When the cemetery opened, funeral processions came from Los Angeles on horse-drawn carts with the first interment made on July 20, 1906. In 1913, for instance, crypt entombment was usually reserved for the well-to-do, so Inglewood Park built Inglewood Mausoleum, the first community mausoleum in California, where many of the original settlers of the Centinela Valley and South Bay region were entombed, as well as a number of Civil War veterans.
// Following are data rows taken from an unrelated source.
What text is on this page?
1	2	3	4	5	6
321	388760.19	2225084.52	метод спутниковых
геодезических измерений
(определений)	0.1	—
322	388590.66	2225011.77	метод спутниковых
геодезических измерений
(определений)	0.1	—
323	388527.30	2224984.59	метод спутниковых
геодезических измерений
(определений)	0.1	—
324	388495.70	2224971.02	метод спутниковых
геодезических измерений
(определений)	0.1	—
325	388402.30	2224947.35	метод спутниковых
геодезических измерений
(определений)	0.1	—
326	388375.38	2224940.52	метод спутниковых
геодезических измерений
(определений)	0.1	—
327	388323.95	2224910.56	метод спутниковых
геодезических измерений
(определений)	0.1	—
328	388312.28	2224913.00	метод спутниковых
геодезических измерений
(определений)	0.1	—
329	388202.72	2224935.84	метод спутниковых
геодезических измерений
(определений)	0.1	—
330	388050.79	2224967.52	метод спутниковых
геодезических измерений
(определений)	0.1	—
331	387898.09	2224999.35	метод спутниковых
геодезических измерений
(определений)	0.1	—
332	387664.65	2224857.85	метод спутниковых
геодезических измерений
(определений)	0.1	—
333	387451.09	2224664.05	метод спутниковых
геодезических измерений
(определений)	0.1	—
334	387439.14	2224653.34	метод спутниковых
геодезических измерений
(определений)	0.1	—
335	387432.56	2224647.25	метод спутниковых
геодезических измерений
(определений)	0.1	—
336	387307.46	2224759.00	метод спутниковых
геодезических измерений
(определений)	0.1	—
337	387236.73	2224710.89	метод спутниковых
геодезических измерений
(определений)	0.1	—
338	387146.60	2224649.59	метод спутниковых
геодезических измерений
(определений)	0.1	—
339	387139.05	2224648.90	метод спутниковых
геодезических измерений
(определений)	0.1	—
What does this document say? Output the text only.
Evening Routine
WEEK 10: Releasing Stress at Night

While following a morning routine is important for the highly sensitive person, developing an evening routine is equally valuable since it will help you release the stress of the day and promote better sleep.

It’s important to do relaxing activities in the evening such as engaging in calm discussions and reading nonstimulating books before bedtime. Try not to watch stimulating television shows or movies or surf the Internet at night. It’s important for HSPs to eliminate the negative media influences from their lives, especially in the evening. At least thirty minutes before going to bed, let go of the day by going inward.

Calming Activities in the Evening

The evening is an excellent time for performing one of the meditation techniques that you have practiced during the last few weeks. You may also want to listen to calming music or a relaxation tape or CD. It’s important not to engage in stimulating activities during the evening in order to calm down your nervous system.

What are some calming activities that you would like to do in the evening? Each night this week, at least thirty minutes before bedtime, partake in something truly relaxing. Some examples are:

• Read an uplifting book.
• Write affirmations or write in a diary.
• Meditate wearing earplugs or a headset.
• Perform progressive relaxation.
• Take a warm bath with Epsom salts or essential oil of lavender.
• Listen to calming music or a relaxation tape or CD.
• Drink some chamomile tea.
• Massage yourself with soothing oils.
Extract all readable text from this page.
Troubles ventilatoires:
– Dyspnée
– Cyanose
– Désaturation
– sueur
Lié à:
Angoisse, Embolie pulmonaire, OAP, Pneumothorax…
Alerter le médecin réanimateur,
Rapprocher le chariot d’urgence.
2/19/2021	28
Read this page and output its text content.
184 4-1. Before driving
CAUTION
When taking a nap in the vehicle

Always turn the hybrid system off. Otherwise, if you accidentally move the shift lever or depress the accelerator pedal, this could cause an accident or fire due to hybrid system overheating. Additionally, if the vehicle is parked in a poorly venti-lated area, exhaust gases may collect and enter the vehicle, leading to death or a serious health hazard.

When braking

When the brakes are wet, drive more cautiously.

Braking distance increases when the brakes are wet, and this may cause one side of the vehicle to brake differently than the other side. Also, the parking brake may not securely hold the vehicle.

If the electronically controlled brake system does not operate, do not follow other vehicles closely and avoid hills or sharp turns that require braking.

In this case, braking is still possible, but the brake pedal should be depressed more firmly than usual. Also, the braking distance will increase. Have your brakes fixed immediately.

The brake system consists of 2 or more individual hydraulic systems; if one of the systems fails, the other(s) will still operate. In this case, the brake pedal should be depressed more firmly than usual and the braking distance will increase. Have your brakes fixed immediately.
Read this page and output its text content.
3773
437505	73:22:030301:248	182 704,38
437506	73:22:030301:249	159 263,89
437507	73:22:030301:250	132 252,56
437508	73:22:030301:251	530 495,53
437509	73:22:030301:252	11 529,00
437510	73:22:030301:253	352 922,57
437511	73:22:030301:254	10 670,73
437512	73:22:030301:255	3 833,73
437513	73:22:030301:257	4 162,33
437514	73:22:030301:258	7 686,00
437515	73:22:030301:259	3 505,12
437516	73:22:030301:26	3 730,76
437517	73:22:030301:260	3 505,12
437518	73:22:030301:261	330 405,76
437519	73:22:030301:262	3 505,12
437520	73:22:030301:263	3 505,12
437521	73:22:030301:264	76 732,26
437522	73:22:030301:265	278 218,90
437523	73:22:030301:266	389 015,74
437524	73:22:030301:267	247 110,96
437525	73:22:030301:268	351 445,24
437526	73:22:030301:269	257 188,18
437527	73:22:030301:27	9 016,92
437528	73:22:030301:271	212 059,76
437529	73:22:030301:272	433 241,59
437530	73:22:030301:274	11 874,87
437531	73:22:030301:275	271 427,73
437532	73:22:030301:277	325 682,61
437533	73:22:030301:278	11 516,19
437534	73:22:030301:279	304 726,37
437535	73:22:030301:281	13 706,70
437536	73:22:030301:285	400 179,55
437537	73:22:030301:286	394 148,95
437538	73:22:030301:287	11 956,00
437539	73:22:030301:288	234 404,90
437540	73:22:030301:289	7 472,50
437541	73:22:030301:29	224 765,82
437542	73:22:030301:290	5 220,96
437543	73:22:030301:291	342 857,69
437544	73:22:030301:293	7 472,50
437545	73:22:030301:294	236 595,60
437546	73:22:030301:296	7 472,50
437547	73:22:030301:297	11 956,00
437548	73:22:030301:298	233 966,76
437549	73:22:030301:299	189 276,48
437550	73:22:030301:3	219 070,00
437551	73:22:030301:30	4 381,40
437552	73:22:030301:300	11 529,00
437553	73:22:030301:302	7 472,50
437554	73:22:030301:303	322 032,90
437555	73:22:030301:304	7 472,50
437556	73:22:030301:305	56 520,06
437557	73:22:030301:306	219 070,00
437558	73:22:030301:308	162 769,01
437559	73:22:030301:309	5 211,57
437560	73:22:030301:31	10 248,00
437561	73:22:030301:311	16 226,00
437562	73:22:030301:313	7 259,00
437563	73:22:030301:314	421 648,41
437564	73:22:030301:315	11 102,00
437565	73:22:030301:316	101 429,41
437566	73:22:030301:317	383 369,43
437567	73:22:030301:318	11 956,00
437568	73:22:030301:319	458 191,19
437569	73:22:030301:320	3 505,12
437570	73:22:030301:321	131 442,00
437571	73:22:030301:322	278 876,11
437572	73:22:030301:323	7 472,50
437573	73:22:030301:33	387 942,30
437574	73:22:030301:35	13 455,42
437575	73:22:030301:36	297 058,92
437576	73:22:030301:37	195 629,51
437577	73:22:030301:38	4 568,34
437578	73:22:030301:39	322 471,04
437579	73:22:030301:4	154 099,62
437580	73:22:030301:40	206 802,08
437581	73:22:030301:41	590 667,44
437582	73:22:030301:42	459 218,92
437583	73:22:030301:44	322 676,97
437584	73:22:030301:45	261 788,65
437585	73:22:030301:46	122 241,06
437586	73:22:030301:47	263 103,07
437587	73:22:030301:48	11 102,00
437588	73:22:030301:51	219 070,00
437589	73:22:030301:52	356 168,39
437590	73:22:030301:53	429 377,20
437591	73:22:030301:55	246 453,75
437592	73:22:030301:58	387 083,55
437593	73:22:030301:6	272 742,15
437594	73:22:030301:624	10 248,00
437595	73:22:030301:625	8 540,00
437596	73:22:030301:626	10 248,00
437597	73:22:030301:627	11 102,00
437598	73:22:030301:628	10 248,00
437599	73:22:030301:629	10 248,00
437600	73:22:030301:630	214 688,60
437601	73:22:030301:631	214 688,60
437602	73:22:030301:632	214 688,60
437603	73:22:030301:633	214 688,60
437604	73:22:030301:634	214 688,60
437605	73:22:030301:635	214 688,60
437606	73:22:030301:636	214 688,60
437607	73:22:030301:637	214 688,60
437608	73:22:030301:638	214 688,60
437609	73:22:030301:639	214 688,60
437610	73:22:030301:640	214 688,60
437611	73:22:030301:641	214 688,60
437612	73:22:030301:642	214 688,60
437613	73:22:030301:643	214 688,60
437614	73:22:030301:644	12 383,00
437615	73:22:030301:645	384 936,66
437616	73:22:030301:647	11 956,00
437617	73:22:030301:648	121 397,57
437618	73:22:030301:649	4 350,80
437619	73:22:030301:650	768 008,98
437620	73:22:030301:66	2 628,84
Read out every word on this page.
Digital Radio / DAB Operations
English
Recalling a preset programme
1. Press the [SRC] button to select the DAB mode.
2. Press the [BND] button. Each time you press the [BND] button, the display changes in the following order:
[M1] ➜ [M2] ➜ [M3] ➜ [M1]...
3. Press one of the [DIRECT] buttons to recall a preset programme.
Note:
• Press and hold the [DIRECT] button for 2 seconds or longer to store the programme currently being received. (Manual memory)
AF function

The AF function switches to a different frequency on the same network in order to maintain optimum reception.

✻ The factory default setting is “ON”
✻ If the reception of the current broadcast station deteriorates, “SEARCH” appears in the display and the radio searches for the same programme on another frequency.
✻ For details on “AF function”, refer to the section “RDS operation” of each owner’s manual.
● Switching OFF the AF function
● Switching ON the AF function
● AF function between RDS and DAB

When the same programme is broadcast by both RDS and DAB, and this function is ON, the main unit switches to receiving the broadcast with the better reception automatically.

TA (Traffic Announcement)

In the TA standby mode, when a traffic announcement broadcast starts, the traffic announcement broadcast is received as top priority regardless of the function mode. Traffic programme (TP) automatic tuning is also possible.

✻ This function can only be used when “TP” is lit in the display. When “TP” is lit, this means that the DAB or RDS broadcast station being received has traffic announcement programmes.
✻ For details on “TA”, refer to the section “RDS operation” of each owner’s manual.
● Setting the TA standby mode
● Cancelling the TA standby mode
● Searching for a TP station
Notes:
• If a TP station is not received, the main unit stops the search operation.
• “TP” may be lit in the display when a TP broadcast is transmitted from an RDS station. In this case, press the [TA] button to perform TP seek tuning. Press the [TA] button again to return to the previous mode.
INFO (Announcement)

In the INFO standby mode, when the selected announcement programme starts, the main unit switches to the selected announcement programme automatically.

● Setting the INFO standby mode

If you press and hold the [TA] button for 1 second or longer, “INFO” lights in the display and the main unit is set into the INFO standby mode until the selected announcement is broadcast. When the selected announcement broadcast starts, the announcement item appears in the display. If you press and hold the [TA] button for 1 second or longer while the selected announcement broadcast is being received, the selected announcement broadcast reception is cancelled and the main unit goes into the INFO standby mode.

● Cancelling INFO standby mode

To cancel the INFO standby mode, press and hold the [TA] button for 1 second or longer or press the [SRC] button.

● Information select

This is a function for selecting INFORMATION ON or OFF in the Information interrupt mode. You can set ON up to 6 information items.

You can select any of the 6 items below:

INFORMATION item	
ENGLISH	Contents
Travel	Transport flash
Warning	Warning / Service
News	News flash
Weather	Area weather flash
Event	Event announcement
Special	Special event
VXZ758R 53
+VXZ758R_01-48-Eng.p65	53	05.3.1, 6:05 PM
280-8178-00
During the Great Depression through the 1960s, the Mausoleum of the Golden West became one of Southern California’s most elegant facilities with its signature stained-glass depictions of early California. By the 1970s, Manchester Garden Mausoleum would feature the Center Garden Chapel, Four Side Chapels as well as more than two dozen sanctuaries and hallways at ground level and below.

The end of the 1980s saw construction of the park’s most ambitious project, the Sunset Mansion Mausoleum, which was designed to provide up to 30,000 interment spaces and is the largest such facility in the nation. Grandview would follow that with both garden mausoleum crypts and lawn crypts. There are a number of historic and modern chapels available for memorial and funeral services for intimate settings or seating for up to 300 mourners.

Inglewood Park Cemetery has on hand an Endowment Care Fund in excess of $25 million. It has performed more interments than any other individual cemetery in Southern California. The not-for-profit facility is fully licensed by the state and is bound by state and federal regulations and the California Health and Safety Code.

Among the services and facilities for bereavement offered are numerous memorials and monuments, family estates, a property listing service, a flower shop and a mortuary/funeral home.

Though more nationally famous cemeteries such as Forest Lawn have been the final resting place of celebrities ranging from Walt Disney to Jimmy Stewart to Michael Jackson, Inglewood Park Cemetery has hosted services for ventriloquist Edgar Bergen, actress Barbara Billingsley (“Leave It to Beaver”), Los Angeles Mayor Tom Bradley, musician Ray Charles, attorney Johnnie Cochran, singer Ella Fitzgerald, actress Betty Grable, Los Angeles County Supervisor Kenneth Hahn, singer Etta James, musician Billy  Preston, actor Cesar Romero (the “Joker” from the Batman TV series), actor Billy “Buckwheat” Thomas (“Our Gang”/”Little Rascals” comedy shorts) and blues guitar great T-Bone Walker.

The website features a gallery for images of the park’s chapels, mausoleums and grounds.
Located at 720 E. Florence Ave. in Inglewood, the park is near the Great Western Forum, a little farther south on Prairie Avenue.